Alzheimer’s Disease (AD) is a condition that affects the brain, leading to memory loss and other problems as people age. In AD, clumps of a protein called amyloid build up in the brain, damaging brain cells and causing them to die. The brain is made up of different types of cells, including neurons (which send electrical signals and help us think), microglia (the brain’s immune cells), and cells that support neurons (astrocytes, oligodendrocytes, also called glial cells).
Historically, most research on AD focused on neurons because they can be directly affected by the buildup of amyloid protein and die. However, recent studies suggest that focusing only on amyloid might not be the best way to treat AD. Recently, and thanks to genetic studies, more attention has been given to microglial and glial cells. Since AD is closely linked to aging, scientists are now looking more at factors related to aging, such as changes in how cells get their energy.
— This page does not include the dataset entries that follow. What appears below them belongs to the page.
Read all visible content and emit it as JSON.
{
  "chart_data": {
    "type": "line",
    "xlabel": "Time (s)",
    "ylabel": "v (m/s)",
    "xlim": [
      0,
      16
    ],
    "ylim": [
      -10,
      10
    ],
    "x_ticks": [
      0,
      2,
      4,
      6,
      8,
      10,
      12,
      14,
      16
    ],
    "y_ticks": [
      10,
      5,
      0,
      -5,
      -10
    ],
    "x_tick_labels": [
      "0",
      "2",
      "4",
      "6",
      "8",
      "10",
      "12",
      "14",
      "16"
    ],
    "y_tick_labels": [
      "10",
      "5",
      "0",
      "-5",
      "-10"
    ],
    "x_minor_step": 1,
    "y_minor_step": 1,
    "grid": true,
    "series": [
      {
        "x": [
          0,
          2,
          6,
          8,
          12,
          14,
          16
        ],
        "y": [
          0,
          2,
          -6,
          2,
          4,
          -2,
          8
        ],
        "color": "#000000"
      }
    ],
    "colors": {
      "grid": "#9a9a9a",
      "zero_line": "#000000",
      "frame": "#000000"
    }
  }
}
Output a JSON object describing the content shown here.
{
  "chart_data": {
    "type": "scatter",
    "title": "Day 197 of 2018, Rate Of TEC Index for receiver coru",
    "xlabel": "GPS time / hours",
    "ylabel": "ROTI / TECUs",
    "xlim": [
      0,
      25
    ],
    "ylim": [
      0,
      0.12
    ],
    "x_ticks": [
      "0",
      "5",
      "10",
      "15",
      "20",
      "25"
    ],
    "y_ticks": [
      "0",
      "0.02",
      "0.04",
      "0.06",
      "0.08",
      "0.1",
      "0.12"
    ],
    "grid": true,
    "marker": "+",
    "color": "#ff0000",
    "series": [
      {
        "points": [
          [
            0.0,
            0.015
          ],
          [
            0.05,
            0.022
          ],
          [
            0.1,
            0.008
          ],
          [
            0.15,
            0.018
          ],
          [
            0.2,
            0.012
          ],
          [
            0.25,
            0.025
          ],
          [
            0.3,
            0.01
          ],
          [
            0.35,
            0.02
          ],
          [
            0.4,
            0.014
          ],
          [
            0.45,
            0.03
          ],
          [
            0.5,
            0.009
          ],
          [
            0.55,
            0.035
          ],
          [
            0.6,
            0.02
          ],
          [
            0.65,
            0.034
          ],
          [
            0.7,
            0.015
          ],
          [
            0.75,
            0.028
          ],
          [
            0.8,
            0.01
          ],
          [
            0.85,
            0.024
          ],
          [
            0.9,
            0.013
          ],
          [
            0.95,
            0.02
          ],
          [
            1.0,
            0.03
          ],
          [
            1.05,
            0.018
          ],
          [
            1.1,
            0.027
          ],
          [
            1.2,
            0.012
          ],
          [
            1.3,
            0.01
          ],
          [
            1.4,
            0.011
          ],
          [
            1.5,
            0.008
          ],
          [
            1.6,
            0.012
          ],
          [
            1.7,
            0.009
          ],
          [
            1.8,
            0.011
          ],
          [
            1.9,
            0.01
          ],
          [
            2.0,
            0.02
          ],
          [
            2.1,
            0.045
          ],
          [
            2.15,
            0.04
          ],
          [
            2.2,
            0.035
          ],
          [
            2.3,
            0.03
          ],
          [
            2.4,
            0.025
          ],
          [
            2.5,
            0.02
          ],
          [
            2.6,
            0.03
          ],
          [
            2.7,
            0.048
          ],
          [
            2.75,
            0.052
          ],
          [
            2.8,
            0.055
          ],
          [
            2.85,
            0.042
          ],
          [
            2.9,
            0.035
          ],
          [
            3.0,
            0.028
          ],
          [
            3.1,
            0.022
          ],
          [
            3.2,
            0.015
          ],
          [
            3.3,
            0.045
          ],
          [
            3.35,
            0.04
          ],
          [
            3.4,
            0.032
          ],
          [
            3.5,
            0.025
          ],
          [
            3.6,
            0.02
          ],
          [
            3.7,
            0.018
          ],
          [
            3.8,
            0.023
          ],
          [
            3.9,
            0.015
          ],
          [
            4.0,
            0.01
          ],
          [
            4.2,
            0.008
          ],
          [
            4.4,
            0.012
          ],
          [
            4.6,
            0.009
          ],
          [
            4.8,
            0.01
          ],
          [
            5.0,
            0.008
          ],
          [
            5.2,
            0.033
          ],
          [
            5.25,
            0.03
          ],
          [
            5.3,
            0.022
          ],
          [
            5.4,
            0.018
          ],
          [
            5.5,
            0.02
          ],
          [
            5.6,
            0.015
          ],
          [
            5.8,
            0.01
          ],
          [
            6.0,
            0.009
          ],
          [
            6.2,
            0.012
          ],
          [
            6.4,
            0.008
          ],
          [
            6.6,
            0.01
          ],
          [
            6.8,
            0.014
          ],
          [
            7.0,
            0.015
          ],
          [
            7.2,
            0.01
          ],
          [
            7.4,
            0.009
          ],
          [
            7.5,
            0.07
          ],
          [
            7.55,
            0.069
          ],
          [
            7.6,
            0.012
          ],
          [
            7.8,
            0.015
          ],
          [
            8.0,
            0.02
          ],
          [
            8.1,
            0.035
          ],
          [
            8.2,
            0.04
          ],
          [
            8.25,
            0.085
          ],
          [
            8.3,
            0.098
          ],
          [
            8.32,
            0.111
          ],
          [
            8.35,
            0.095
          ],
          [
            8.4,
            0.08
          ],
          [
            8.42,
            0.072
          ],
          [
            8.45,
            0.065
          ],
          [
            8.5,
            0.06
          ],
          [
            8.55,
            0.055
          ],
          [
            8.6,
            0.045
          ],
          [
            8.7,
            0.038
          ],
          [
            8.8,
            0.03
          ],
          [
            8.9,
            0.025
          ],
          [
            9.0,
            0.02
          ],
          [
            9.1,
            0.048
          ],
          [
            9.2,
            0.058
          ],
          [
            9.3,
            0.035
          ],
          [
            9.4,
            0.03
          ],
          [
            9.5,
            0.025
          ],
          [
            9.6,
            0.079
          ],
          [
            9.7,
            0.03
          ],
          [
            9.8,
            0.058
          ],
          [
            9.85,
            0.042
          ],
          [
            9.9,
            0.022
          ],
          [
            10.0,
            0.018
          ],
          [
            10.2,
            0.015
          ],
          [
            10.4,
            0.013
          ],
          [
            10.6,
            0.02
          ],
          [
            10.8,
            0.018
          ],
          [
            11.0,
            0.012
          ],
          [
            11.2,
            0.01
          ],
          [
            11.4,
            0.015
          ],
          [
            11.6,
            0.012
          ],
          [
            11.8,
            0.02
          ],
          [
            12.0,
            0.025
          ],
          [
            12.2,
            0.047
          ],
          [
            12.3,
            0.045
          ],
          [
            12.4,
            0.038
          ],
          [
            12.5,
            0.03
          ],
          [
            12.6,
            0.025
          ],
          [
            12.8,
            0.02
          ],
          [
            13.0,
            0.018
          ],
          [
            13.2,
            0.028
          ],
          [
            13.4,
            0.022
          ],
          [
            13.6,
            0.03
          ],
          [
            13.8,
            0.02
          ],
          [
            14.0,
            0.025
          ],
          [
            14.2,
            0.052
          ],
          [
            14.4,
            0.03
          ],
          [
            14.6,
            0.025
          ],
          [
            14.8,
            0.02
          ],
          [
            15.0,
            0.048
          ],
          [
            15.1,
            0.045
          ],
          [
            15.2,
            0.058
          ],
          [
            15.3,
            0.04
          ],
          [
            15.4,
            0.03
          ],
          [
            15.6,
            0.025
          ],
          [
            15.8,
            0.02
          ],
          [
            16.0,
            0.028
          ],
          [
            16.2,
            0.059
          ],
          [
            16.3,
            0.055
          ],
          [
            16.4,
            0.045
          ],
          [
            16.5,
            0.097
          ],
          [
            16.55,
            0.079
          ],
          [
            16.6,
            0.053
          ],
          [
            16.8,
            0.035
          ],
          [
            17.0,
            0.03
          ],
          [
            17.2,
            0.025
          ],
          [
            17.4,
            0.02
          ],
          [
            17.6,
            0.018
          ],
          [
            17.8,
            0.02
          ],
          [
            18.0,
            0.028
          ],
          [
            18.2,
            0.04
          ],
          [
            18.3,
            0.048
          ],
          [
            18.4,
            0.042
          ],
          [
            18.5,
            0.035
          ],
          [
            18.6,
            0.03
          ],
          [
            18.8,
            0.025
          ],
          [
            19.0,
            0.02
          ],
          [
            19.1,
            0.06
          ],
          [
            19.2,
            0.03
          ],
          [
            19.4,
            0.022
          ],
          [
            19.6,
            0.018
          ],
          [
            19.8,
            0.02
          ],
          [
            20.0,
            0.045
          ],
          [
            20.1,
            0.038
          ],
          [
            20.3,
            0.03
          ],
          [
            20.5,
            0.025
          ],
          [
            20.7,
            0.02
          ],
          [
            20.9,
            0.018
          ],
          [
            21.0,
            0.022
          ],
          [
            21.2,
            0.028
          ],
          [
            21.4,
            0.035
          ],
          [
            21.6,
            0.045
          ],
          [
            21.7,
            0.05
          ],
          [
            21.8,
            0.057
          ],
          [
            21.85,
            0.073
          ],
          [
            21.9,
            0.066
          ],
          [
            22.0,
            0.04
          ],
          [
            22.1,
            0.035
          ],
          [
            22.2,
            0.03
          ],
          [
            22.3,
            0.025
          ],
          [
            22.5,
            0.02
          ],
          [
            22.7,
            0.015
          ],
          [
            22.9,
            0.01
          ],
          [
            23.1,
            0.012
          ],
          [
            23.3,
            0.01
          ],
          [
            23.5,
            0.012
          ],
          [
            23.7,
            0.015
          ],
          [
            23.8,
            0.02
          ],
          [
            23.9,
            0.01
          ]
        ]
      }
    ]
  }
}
This thesis of Alejandro Marmolejo Garza explores the role of mitochondria, which are the “powerhouses” of cells (in charge of providing energy to the cells), in AD by studying tissues from patients and animal models, as well as cells grown in the lab.
We showcase that different brain cells exhibit mitochondrial dysfunction in a cell- gender- and disease-specific manner.
We determined that mitochondrial calcium uptake is necessary for ferroptotic cell death (a type of cell death that occurs in Alzheimer's Disease) in neurons. Additionally, we explore the effects of targeting mitochondrial calcium uptake in microglia.
We report here that a human model of microglia has a different metabolic reprogramming than mouse microglia (which is currently employed for translational studies).
We highlight the importance of surveying the metabolism in human-relevant models before applying novel metabolic therapies for Alzheimer's Disease.
We generate brain organoids harboring a familial Alzheimer's Disease mutation and profile their transcriptome and proteome, showcasing a metabolic reprogramming resembling the "Fasted" brain. We added microglia into brain organoids to further improve the model and determined that transcriptomic signatures of these co-cultured organoids were modified in a disease-specific manner.